Visit the district office of State Senator Brad Hoylman and you’ll find a painting by SVA Residencies alum George Towne of former Congressman Barney Frank! Barney Frank was the first member of Congress to voluntarily come out as gay; Brad Hoylman married filmmaker David Sigal in 2013.
(l-r) State Sen. Brad Hoylman with Leslie Lohman Director Hunter O’Hanian (Images courtesy of George Towne)
The loan was facilitated by the Leslie Lohman Museum of Gay and Lesbian Art, of which the painting is a part of the permanent collection. George shares some background on the portrait. He writes:
“Back in 2002, I was getting ready for for my first one-person show, which was in New York at the The Lesbian, Gay, Bisexual & Transgender Community Center. It had several portraits of gay men who were ‘out’ in varying professions. Some were ‘heroes’ like 9-11 responders, and James Dale, the Eagle Scout who went to the Supreme Court over the Boy Scouts of America’s policies. I went to Provincetown the summer before the show and just happened to meet Barney Frank. I asked him if he’d pose for photos for a painting and over time, through his secretaries in Boston, then DC, he agreed. He came to the opening and after-party back in Fall 2002, which was the first time he had ever visited the NY Gay Center.”

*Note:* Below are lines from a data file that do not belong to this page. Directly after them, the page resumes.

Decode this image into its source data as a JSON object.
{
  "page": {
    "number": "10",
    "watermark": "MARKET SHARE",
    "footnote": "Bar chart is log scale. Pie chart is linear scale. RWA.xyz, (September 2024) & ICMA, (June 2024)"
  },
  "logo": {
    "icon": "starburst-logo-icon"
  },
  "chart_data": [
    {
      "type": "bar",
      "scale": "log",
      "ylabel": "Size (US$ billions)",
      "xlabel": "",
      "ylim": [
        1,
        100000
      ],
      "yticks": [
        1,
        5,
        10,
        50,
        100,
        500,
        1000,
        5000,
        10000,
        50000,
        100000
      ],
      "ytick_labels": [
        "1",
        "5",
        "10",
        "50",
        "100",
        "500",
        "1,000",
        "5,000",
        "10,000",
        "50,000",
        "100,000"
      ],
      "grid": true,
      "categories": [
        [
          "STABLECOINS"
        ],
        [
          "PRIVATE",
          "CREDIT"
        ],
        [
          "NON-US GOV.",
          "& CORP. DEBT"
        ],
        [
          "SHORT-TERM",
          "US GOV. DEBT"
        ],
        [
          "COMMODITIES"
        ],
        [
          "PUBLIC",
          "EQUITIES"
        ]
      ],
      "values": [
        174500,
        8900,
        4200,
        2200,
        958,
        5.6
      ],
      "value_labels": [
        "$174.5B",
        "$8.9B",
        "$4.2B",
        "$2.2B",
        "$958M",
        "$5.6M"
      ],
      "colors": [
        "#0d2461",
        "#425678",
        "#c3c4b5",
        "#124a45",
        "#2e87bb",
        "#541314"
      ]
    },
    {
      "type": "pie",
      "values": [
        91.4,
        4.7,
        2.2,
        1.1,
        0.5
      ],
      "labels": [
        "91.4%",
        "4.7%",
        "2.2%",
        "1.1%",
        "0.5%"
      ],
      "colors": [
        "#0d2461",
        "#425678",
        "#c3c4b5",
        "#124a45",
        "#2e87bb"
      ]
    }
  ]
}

I also asked Senator Hoylman to share some thoughts about the painting. His answers are in quotes below:
How did you first discover the painting of Barney Frank?
“I learned of it during a tour of the Leslie-Lohman Museum of Gay & Lesbian Art and was subsequently offered it on a six-month loan. The benefactor apparently wanted it displayed in the office of a public official and I’m glad I fit the bill.”
For you, does the portrait capture particular qualities of Congressman Frank?
“Yes, I think it captures his irascibility. Congressman Frank was an aggressive street-fighter of sorts and that comes through, too. It appears almost as if he’s returning from a hard day’s battle from Capitol Hill.”
What does it mean to you to exhibit art in your office, as opposed to your home?
“I’m excited for constituents to view it. We recently gave out free flu shots to over 100 people in my office and the portrait really engaged them and raised a lot of interesting questions and comments. It’s also inspiring for my staff and me to work in the presence of such an historic LGBT public figure.”
It’s already rare for a painting to get exhibited in public spaces. It’s more rare for a painting to arrive in a place where public policy is shaped. Hopefully, George’s painting will feel right at home.